Но незадолго до этого часа список успел уже прочитать весь город, кроме Димы. Рассудок долго еще не возвращался к нему, а когда наконец вернулся, он, потеряв всякое представление о времени, вспомнил, что надо пообедать, и пошел в столовую.

Все головы повернулись к нему, словно в дверь вошло привидение. Он не придал этому никакого значения и, как всегда, помахал рукой товарищам — художникам Изогита. Они молчали. Он все еще не понимал их молчания и неподвижности.

Надо было бы не молчать, а радоваться, что его оправдали и выпустили. Но они молчали, и трудно было постигнуть смысл их молчания. Что это? Испуг или недоумение? Может быть, ужас?

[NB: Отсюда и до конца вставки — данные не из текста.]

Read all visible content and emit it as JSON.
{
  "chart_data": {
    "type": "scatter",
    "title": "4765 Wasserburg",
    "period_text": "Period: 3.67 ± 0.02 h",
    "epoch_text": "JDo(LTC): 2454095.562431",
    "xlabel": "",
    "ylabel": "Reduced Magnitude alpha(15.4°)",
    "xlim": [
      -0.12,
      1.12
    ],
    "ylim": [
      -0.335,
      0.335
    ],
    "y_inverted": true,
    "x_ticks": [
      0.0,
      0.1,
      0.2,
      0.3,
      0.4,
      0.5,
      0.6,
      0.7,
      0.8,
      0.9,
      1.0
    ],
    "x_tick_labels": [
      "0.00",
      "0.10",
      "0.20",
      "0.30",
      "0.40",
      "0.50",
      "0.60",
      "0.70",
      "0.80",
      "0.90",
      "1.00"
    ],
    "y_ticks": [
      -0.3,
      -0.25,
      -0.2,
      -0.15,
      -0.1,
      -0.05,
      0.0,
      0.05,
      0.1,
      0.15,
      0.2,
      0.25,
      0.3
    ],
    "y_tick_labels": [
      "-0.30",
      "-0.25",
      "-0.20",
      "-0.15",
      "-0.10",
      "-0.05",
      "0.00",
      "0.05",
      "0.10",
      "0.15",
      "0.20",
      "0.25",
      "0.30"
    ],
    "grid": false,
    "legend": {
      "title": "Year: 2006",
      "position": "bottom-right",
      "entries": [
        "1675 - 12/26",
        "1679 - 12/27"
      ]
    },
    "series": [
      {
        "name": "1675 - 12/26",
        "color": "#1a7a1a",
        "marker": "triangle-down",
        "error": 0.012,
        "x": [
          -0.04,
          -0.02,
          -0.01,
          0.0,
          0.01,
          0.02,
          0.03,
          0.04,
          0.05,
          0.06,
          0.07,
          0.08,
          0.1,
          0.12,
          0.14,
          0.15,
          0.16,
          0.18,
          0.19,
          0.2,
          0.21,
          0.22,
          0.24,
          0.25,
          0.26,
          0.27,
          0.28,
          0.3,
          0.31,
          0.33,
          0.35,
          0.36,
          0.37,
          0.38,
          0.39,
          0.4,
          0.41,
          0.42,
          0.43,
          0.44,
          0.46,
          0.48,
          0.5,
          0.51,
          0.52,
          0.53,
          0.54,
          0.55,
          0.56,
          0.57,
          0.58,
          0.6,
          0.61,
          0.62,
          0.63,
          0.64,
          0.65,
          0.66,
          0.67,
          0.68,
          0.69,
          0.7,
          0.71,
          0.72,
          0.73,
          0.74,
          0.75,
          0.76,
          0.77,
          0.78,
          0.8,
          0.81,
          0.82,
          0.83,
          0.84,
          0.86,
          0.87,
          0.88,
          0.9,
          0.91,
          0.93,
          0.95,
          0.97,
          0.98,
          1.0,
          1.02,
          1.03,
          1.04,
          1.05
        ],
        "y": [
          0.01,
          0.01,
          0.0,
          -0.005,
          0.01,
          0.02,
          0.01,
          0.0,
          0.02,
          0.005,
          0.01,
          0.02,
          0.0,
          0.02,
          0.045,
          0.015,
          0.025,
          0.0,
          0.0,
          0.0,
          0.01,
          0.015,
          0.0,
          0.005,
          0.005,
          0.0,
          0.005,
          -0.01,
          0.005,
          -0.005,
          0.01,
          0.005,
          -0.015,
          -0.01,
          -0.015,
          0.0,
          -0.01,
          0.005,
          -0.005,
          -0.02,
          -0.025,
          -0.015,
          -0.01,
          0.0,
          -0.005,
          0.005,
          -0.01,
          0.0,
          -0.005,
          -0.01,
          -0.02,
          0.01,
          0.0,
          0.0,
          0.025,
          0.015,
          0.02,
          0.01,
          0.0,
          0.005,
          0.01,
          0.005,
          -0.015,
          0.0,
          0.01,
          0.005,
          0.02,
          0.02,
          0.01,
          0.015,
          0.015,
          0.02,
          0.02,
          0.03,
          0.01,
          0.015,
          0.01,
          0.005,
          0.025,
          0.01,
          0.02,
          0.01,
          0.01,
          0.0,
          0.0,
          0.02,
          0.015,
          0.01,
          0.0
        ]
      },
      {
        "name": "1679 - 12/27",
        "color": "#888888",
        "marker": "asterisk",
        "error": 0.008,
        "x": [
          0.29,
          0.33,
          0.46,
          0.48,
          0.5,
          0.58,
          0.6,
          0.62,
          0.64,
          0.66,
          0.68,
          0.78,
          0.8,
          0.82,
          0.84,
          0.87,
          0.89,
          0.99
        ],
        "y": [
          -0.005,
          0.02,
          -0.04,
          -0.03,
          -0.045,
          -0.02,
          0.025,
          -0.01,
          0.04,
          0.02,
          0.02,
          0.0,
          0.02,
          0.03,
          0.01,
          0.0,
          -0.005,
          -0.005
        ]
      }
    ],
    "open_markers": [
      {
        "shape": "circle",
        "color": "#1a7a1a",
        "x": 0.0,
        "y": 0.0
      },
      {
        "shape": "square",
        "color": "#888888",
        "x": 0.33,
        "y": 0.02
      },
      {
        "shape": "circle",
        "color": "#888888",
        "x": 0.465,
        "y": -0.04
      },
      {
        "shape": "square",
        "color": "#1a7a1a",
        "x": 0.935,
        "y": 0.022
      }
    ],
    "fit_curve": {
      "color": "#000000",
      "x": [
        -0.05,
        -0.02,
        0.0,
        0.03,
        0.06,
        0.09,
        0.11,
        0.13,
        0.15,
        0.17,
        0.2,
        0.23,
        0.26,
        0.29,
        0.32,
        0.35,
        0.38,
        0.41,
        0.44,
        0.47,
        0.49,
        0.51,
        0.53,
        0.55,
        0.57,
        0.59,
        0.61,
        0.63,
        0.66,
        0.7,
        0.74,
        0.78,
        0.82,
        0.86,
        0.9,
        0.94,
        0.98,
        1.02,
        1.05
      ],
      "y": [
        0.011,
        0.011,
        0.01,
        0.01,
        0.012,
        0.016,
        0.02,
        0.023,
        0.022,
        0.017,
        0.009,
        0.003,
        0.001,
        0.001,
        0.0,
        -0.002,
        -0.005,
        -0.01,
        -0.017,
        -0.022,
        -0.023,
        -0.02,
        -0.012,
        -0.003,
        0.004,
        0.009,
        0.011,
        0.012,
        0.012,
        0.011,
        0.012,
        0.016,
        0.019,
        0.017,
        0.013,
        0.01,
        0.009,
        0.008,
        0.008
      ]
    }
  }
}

Его жена Инга уже кончала свою ячную кашу с каплей зеленого машинного масла и теперь аккуратно завертывала остаток пайкового хлеба в газету.

Увидев его, она негромко вскрикнула. Он подошел и сказал со слабой улыбкой:

— Ты знаешь, меня выпустили.

Ей показалось, что с ней разговаривает призрак.

— Тебя же расстреляли, — сказала она.

— Не знаю, — сказал он, — меня выпустили.

— Читай! — сказала она, развернула хлеб и протянула ему газету.

Он увидел список расстрелянных и себя на восьмом месте.

Его все еще слабый после сыпного тифа ум не мог понять странности: он расстрелян и вместе с тем он стоит в столовой и разговаривает со своей женой. Может быть, он действительно уже мертв и все, что теперь происходит, есть всего лишь посмертное отражение прошлой жизни.